The Freewheel Midtown Bike Center is set to open behind the Midtown Exchange along the Midtown Greenway on May 16.

The center, modeled after one in Chicago, will offer typical bike shop services such as sales and repairs, as well as valet bike parking, locker rooms and showers. There will also be after-hours service and a coffee shop for tired cyclists.

Owner Kevin Ishaug said the center is more than just a store because of what it offers to commuters.

“The focus of this facility is a little bit different than the traditional bike shop,” he said.

Ishaug, a University alumnus, said the center aims to get more people out of cars and onto bikes.

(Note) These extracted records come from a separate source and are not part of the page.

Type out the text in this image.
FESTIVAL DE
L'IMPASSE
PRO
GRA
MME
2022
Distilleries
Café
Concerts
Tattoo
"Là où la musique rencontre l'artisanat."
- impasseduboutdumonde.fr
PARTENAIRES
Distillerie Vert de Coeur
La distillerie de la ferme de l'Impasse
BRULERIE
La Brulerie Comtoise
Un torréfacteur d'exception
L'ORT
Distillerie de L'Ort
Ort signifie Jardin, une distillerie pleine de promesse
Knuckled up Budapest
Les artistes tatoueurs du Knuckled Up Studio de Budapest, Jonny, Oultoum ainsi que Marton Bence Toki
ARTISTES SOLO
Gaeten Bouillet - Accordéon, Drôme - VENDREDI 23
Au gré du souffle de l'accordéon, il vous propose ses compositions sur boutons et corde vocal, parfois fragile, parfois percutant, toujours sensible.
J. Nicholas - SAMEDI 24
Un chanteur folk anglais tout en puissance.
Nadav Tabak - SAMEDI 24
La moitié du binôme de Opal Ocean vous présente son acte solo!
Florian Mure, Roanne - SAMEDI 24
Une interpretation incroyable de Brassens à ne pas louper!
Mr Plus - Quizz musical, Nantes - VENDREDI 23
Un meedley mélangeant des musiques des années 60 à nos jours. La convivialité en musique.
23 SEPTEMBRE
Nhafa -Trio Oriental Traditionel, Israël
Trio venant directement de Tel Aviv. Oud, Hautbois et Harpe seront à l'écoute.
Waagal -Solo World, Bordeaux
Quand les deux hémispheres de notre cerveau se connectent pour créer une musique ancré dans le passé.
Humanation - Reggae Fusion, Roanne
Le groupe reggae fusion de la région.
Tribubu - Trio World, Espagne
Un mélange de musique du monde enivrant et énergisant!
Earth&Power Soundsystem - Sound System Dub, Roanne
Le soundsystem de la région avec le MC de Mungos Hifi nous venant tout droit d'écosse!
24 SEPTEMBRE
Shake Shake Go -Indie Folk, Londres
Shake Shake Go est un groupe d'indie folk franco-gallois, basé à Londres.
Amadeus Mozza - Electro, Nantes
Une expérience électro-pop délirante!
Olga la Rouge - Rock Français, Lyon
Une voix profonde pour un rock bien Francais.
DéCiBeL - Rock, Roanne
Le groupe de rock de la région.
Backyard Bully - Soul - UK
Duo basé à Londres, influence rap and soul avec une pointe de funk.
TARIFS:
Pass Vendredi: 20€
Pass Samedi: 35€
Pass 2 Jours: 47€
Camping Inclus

Freewheel Bike and the Midtown Greenway Coalition plan to team up to engage the community by working with youth. Ishaug said they want to get young people to think of biking as a form of transportation and recreation.

According to recent U.S. Census data, Minneapolis has the second-highest percentage of people who bike to work in the nation.

University graduate student Elizabeth Pezalla, who studies landscape architecture, lives about a mile away from where the center will be.

She bikes to school every day, she said, and although she can handle most repairs on her own, she’d use the center if she needed to pick up something before a long ride.

“I think Minneapolis cares about its cyclists,” Pezalla said. “It’s a good town to bike in.”

The city of Minneapolis, a federal grant, Hennepin County, Allina Health Systems and Ryan Companies contributed to funding for the center, which will be located on Allina’s property.

The company donated $75,000 to the project to encourage employee bike use and to benefit the community, Allina spokesman David Kanihan said.

Freewheel Bike will offer its services for a price, and added benefits will be available to those who become members.

When it opens, the center will have parking for about 250 bikes, and Ishaug said there’s plenty of room for expansion

“We can probably store up to 2,000 bikes in there if we see the demand for it,” he said.

And it’s possible a similar facility could come to the University.

Steve Sanders, campus bicycle coordinator, said he’s been talking to local bike shops, including Freewheel Bike, about bringing a bike-repair facility to campus.

It wouldn’t be on the same scale as the Midtown center, but Sanders said such a facility could exist by this fall.

“It’s fair to say the University is interested,” he said. “It’s more than just thinking about it. It’s being pursued.”

As for the popularity of the Freewheel Midtown Bike Center, Ishaug said it doesn’t look like gas prices are going to go down, so four-wheel commuters could turn to other modes of transportation.

“We’re in the right place at the right time,” he said.